ComparativeGenomicsToolkit / cactus

Official home of genome aligner based upon notion of Cactus graphs
Other
523 stars 111 forks source link

Preprocess :start-end samtools-style path ranges in pangenome input #1319

Closed glennhickey closed 7 months ago

glennhickey commented 8 months ago

cactus-pangenome will crash if any of the input fasta contigs have a suffix like :10-100 denoting a subpath range (a fairly standard annotation that, ex, samtools faidx uses -- note it's 1-based end inclusive). This seems to be because these types of subranges are already being used in GAF path steps coming out of minigraph, which confuses a parsing step in Cactus.

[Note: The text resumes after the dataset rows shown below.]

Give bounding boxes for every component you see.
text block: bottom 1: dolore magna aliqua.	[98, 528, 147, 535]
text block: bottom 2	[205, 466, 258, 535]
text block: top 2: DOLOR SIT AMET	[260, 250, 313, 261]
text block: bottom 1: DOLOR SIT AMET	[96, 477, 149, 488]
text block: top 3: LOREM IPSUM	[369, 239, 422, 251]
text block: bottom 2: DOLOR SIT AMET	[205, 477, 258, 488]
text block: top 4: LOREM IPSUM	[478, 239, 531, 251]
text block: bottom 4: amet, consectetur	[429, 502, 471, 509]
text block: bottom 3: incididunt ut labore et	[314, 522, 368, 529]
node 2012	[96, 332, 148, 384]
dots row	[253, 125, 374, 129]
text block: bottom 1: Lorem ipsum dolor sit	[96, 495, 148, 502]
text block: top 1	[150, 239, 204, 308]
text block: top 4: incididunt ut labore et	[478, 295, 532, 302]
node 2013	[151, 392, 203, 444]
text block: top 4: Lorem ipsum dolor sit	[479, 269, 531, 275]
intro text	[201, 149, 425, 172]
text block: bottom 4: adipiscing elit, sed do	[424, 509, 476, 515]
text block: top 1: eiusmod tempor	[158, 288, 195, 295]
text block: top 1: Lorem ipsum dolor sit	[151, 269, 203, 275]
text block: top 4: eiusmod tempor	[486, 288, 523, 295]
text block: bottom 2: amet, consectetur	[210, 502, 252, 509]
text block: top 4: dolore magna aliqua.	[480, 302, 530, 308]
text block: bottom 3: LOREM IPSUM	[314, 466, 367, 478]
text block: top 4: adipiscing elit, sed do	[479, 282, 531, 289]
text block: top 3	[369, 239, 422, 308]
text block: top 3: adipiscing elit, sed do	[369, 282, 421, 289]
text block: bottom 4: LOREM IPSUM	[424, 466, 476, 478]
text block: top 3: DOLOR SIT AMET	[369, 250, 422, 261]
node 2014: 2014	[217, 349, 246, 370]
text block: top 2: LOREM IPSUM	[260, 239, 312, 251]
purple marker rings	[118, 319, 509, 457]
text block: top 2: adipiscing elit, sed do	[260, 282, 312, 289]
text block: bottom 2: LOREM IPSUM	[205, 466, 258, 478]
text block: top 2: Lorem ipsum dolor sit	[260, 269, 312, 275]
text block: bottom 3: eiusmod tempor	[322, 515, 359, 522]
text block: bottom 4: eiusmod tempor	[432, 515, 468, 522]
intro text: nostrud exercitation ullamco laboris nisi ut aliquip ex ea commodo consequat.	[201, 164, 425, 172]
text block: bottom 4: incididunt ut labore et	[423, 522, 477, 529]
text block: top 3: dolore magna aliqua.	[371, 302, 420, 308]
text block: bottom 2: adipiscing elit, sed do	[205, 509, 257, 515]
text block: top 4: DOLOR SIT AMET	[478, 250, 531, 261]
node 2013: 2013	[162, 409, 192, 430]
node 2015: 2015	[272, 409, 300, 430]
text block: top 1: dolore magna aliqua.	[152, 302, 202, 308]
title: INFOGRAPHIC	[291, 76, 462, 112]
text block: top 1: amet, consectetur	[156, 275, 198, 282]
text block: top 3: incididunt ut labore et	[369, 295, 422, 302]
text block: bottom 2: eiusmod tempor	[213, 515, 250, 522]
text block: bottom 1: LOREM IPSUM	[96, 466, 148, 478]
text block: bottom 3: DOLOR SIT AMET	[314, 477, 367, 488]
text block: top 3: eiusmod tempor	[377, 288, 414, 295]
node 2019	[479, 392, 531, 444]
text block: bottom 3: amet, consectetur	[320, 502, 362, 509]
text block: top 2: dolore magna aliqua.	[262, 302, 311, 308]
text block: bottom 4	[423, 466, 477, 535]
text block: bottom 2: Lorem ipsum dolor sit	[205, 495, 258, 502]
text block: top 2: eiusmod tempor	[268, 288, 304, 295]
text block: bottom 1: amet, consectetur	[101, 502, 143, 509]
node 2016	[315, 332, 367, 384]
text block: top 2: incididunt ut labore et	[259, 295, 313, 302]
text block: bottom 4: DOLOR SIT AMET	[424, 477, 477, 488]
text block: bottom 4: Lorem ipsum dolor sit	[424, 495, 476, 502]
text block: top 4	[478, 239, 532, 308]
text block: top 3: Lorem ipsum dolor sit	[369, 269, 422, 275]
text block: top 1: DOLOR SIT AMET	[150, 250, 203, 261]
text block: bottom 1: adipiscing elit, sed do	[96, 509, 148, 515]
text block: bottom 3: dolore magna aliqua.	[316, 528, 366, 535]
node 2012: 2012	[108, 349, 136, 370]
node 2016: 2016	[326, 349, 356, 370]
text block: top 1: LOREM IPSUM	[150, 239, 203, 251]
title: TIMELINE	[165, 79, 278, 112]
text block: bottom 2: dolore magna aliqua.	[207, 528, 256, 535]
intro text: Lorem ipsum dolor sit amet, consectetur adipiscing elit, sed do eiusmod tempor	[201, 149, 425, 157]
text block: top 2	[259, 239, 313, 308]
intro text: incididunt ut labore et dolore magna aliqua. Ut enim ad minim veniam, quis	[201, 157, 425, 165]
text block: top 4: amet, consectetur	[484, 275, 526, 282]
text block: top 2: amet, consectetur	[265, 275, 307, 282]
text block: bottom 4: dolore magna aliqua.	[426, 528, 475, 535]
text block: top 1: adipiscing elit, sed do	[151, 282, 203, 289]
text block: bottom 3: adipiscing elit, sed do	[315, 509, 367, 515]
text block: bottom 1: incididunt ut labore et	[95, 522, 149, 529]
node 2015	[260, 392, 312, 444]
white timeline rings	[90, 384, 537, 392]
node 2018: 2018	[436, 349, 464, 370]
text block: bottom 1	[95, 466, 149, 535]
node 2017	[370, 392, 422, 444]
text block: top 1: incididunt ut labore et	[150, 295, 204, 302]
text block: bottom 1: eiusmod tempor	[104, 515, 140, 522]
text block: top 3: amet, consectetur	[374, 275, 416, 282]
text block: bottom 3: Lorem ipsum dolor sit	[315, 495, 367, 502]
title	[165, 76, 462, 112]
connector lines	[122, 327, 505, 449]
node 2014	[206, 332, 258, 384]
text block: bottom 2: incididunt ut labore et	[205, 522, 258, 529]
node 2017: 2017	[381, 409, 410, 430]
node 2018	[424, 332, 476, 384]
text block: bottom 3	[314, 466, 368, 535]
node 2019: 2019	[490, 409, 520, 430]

Not related, but there is already logic to convert subranges to _sub_9_100 (0-based exclusive end) going into pangenome HALs because the genome browser can't (couldn't?) handle : and/or -.

This PR just bumps this existing logic forward, paths of the form chr1:10-100 will get converted right away to chr1_sub_9_100 in cactus_sanitizeFastaHeaders -- the end result being 1) the crash is fixed while 2) the subrange information is correctly preserved through to the output.

resolves #1287

glennhickey commented 8 months ago

In light of this comment which shows the crash happens even if the colon isn't denoting a subrange, I added a global conversion of : to _ for contigs coming into cactus_pangenome. The subrange logic mentioned above is still applied, but any stray colons beyond that are now turned to _.